The reality is you can read many theories of how you should manage your time and space at work and home. There are some universal principles that can guide you in controlling your work flow that is for sure. One such principle comes from author Stephen Covey’s bestselling business book, “The 7 Habits of Highly Effective People,” originally published in 1989 but still available and a useful publication.
The matrix shows you how to schedule your week according to what’s most important to you and what will have the most meaningful results. It is about challenging your own thought process and allotting the correct time and process.
You will see with this article a copy of the the matrix, that is taken from a book Covey co-authored later, called “First Things First”.
The two main criteria to evaluate yours tasks are urgency alongside importance. The urgent activities require immediate attention and then important ones contribute to your mission, values, and goals that you have set. You should focus most of your energy on activities that are important but non-urgent — i.e. the activities that fall in Quadrant II. According to the author, Quadrant II includes relationship-building, recognizing new opportunities, planning, and prevention.

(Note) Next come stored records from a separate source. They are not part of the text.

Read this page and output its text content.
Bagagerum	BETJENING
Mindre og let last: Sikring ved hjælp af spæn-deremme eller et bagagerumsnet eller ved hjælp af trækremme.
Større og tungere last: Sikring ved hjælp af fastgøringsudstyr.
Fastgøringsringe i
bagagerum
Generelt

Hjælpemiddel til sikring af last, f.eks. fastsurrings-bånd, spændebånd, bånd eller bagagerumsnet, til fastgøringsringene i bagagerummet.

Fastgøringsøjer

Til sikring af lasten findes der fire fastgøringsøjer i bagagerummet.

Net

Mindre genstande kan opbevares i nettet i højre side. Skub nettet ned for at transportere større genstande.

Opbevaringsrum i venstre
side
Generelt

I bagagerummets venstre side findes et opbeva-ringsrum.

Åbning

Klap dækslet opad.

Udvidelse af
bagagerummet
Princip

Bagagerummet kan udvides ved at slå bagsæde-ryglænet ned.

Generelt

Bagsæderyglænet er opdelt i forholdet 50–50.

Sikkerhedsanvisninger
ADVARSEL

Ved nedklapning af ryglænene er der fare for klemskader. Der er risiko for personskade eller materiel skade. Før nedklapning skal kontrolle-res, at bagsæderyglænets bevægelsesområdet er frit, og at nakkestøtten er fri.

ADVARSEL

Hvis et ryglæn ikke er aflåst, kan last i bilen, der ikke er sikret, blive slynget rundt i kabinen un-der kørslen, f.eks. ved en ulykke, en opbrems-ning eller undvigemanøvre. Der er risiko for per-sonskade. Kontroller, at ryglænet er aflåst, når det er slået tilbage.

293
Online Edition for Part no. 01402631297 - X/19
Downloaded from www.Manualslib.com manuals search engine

You should stay out of Quadrant I, which is filled primarily with crises and then you have Quadrant III, which includes interruptions and unnecessary meetings; and Quadrant IV, which includes busy work and timewasters of which there will be many. It does sounds simple, but the problem is that naturally we are likely to heads towards urgent activities, regardless of importance because it is human nature and we feel immediately that the fire needs putting out. Just imagine an email arrives, the phone is ringing, or a colleague stops at your desk for a chat! Urgent matters are usually visible. They press on us; they insist on action. They’re often popular with others. They’re usually right in front of us. And often they are pleasant, easy, fun to do. But so often they are unimportant! Quadrant II activities, on the other hand, don’t have the same immediate consequences, so we’re less likely to attend to them.
I would say the main thing you should take from this small article is that sometimes you need to take a step back so you can see the disparity between how you should spend your time and how you are spending your time. Then you can make a plan to adjust your schedule so that you allot more time and energy to the activities that will actually produce long-term results, instead of the ones that will produce results five minutes later.
As a consequence, you will end up with fewer Quadrant I activities to deal with. Your crises and problems would shrink to manageable proportions because you would be thinking ahead, working on the roots, doing the preventive things that keep situations from developing into crises in the first place.
Then you can use the time you save to plan ahead for big projects that will truly make a difference for you and your team.